Ce n’est sans doute pas une recette définitive. Mais pour se faire une place dans le calendrier surchargé des festivals, mieux vaut tout de même cultiver ses spécificités. C’est l’exemple notamment de Couleur Café, qui a joué sold out, avec une ambiance et une affiche vues nulle part ailleurs –de l’Argentine Nathy Peluso au Nigérian Davido en passant par la rappeuse anglaise Little Simz. Dans un autre genre, c’est aussi le cas du Micro festival à Liège. Certes, les échelles ne sont pas les mêmes –2.500 personnes maximum par jour à Liège, 24.000 du côté du Heysel. Mais l’idée derrière chacun des deux événements est d’avoir défini une ligne de conduite et de s’y tenir. Sans grosses têtes d’affiche (Deerhoof quand même, ou Suuns), le Micro a réussi à nouveau à tenir sa barque indie-rock-électro et marquer les esprits.  

La vie d’un festival tient plus souvent de la galère que de la croisière pépère…

Les dieux du stade

Les festivals ne manquent pas. A quoi il faut ajouter désormais les concerts en «salle». Ou plutôt en stade et autres gigantesques arenas, avec les tournées de superstars. En 2024, l’Eras Tour de Taylor Swift s’arrêtait en Europe, tandis qu’Adèle s’offrait une résidence à Munich. La tendance s’est encore accentuée cet été. Ce dernier a démarré avec les trois concerts complets de Dua Lipa au Sportpaleis d’Anvers en juin. Il a continué avec la reformation d’Oasis ou les tournées de stades européens de Beyoncé, Kendrick Lamar & SZA  –qui ont, certes, snobé la Belgique, mais se sont arrêtées pas loin (Allemagne, Pays-Bas, France, Royaume-Uni). Pareil au mois d’août: Anvers a accueilli pour deux soirs Ed Sheeran, tandis que le Sportpaleis recevait la visite de Drake. Autant de tentations pour des amateurs de musique aux portefeuilles non extensibles?  
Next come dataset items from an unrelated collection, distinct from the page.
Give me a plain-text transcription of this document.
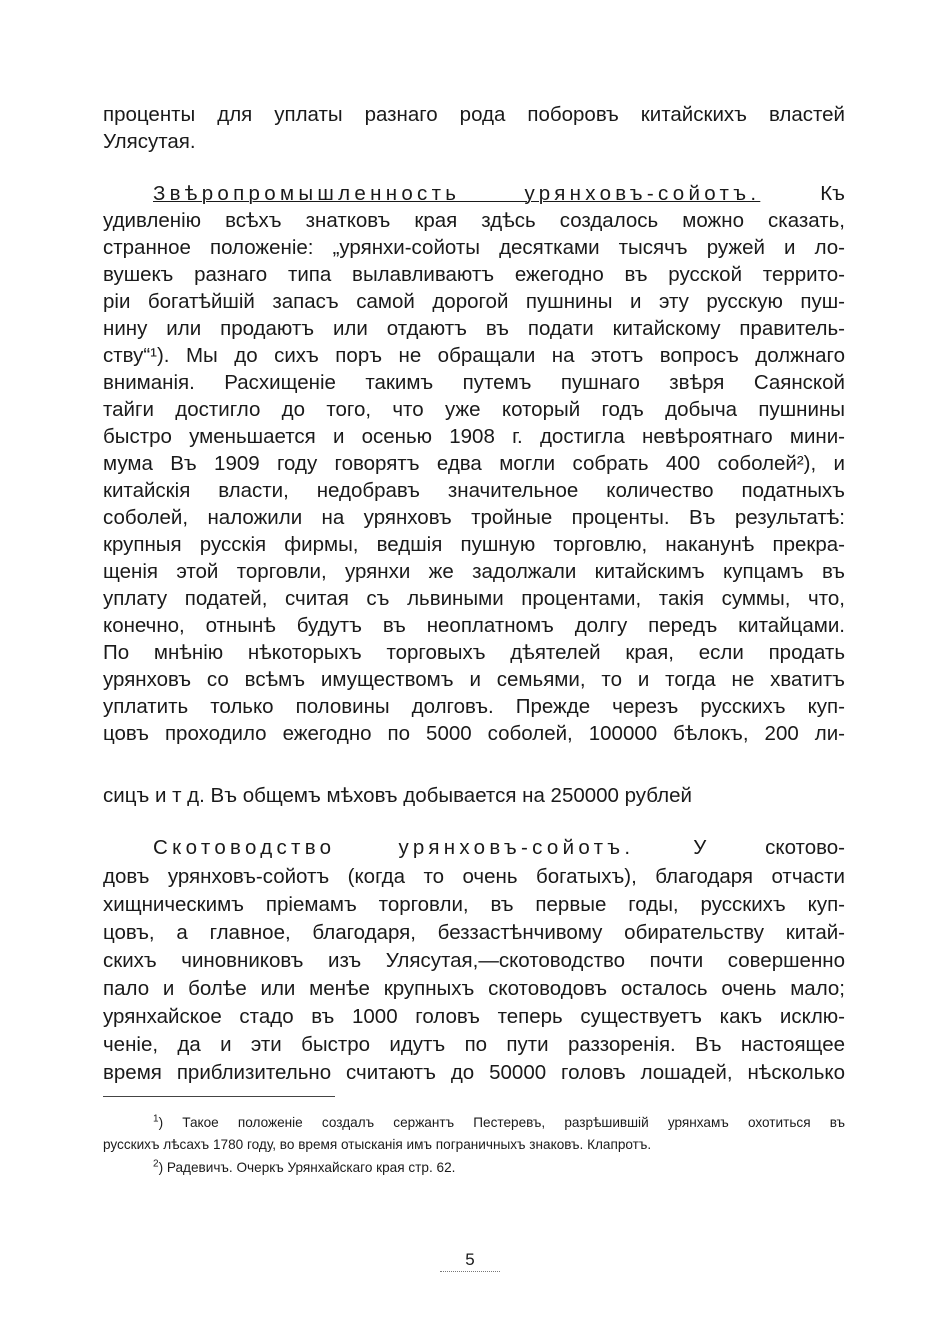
проценты для уплаты разнаго рода поборовъ китайскихъ властей
Улясутая.
Звѣропромышленность урянховъ-сойотъ.	Къ
удивленію всѣхъ знатковъ края здѣсь создалось можно сказать,
странное положеніе: „урянхи-сойоты десятками тысячъ ружей и ло-
вушекъ разнаго типа вылавливаютъ ежегодно въ русской террито-
ріи богатѣйшій запасъ самой дорогой пушнины и эту русскую пуш-
нину или продаютъ или отдаютъ въ подати китайскому правитель-
ству“¹). Мы до сихъ поръ не обращали на этотъ вопросъ должнаго
вниманія. Расхищеніе такимъ путемъ пушнаго звѣря Саянской
тайги достигло до того, что уже который годъ добыча пушнины
быстро уменьшается и осенью 1908 г. достигла невѣроятнаго мини-
мума Въ 1909 году говорятъ едва могли собрать 400 соболей²), и
китайскія власти, недобравъ значительное количество податныхъ
соболей, наложили на урянховъ тройные проценты. Въ результатѣ:
крупныя русскія фирмы, ведшія пушную торговлю, наканунѣ прекра-
щенія этой торговли, урянхи же задолжали китайскимъ купцамъ въ
уплату податей, считая съ львиными процентами, такія суммы, что,
конечно, отнынѣ будутъ въ неоплатномъ долгу передъ китайцами.
По мнѣнію нѣкоторыхъ торговыхъ дѣятелей края, если продать
урянховъ со всѣмъ имуществомъ и семьями, то и тогда не хватитъ
уплатить только половины долговъ. Прежде черезъ русскихъ куп-
цовъ проходило ежегодно по 5000 соболей, 100000 бѣлокъ, 200 ли-
сицъ и т д. Въ общемъ мѣховъ добывается на 250000 рублей
Скотоводство урянховъ-сойотъ.	У скотово-
довъ урянховъ-сойотъ (когда то очень богатыхъ), благодаря отчасти
хищническимъ пріемамъ торговли, въ первые годы, русскихъ куп-
цовъ, а главное, благодаря, беззастѣнчивому обирательству китай-
скихъ чиновниковъ изъ Улясутая,—скотоводство почти совершенно
пало и болѣе или менѣе крупныхъ скотоводовъ осталось очень мало;
урянхайское стадо въ 1000 головъ теперь существуетъ какъ исклю-
ченіе, да и эти быстро идутъ по пути раззоренія. Въ настоящее
время приблизительно считаютъ до 50000 головъ лошадей, нѣсколько
$^1$) Такое положеніе создалъ сержантъ Пестеревъ, разрѣшившій урянхамъ охотиться въ
русскихъ лѣсахъ 1780 году, во время отысканія имъ пограничныхъ знаковъ. Клапротъ.
$^2$) Радевичъ. Очеркъ Урянхайскаго края стр. 62.
5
La pression du last minute

C’est l’un des paradoxes de ces dernières années. Les festivals ouvrent leur billetterie de plus en plus tôt –moins d’un mois après avoir bouclé leur édition 2025, Les Ardentes ont déjà commencé à écouler les premiers pass (very) early bird pour l’été prochain. Mais les festivaliers se décident souvent de plus en plus tard. A Ronquières, ils ont été près de 2.000 à acheter leur ticket le jour même pour voir Will Smith. De quoi faire suer les organisateurs, les yeux plus que jamais fixés sur les bulletins météo. Un mois avant sa sixième édition, prévue les 22 et 23 août, La Carrière festival se posait des questions sur Instagram. Malgré une affiche indie hyperqualitative, la jauge de l’événement organisé à Bioul, près de Namur, n’était remplie qu’à 20%. Entre-temps, les ventes se sont accélérées. On croise les doigts pour l’un des minifestivals les plus attachants du calendrier.

Un été engagé

Si l’urgence écologique a quasiment disparu de l’agenda, la question de Gaza a, elle, monopolisé les débats. Jusqu’à s’inviter aux pourtant très familiales Francos de Spa, avec le concert contesté du chanteur franco-israélien Amir. Ou encore à Tomorrowland, là aussi avec la remise en cause de la participation du DJ israélien Skazi (qui finira par annuler lui-même sa venue). Mais aussi l’interpellation de deux festivaliers-soldats israéliens accusés de crimes de guerre. Qui a dit que la culture n’était pas politique?